The cells from NAD spheroids were dispersed by pipetting and the GI50 value in response to cisplatin was compared to AD cells isolated from the ascites of ovarian cancer patients (n = 3) (Figure 1F). Cells within the NAD spheroids were almost 4-fold more resistant to cisplatin (n = 3, GI50 = 8.8±0.72 µg/ml) compared to AD cells (n = 3, GI50 = 2.4±0.28 µg/ml) (Figure 1 F).

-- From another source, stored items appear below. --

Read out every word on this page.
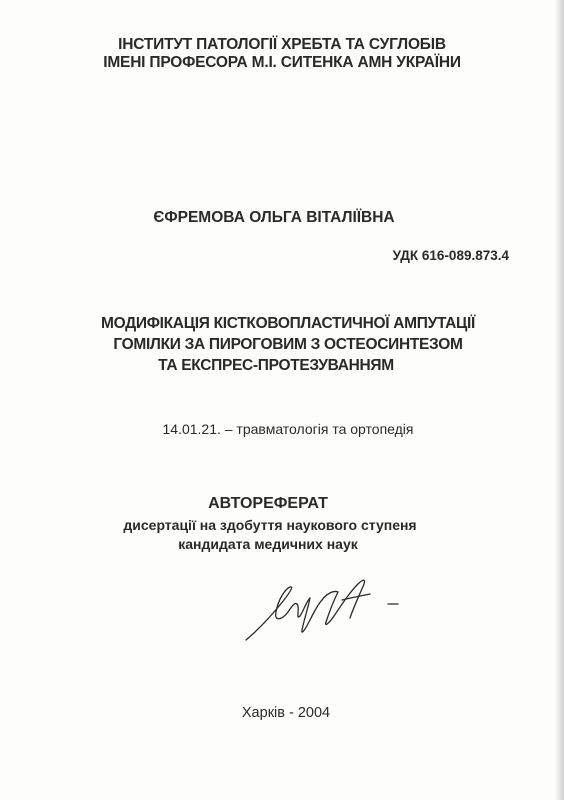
ІНСТИТУТ ПАТОЛОГІЇ ХРЕБТА ТА СУГЛОБІВ
ІМЕНІ ПРОФЕСОРА М.І. СИТЕНКА АМН УКРАЇНИ
ЄФРЕМОВА ОЛЬГА ВІТАЛІЇВНА
УДК 616-089.873.4
МОДИФІКАЦІЯ КІСТКОВОПЛАСТИЧНОЇ АМПУТАЦІЇ
ГОМІЛКИ ЗА ПИРОГОВИМ З ОСТЕОСИНТЕЗОМ
ТА ЕКСПРЕС-ПРОТЕЗУВАННЯМ
14.01.21. – травматологія та ортопедія
АВТОРЕФЕРАТ
дисертації на здобуття наукового ступеня
кандидата медичних наук
Харків - 2004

Assessment of Cell Surface Markers by Flow Cytometry

Cell surface expression of FSP, EpCAM, CA125, CD44 and cyt 7 was determined in AD and NAD cells (dispersed by trypsinization) by flow cytometry. A high level of expression of EpCAM, CA125 and cyt 7 was observed in the cells dispersed from the NAD population, while low/no expression of FSP was detected, and a relatively low level of expression of CD44 was evident in NAD spheroids (Figure 2). On the other hand, AD cells were positive for FSP and CD44, with low/no detectable expression of CA125 and cytokeratin 7 (Figure 2). Low levels of of EpCAM expression were detected in AD cells. This pattern of cell surface marker expression was consistent in all ascites samples (n = 25). No expression of CD34, CD31 and CD45 was observed in either NAD or AD populations by flow cytometry.

Figure 2
Expression of surface markers on NAD and AD cells by flow cytometry.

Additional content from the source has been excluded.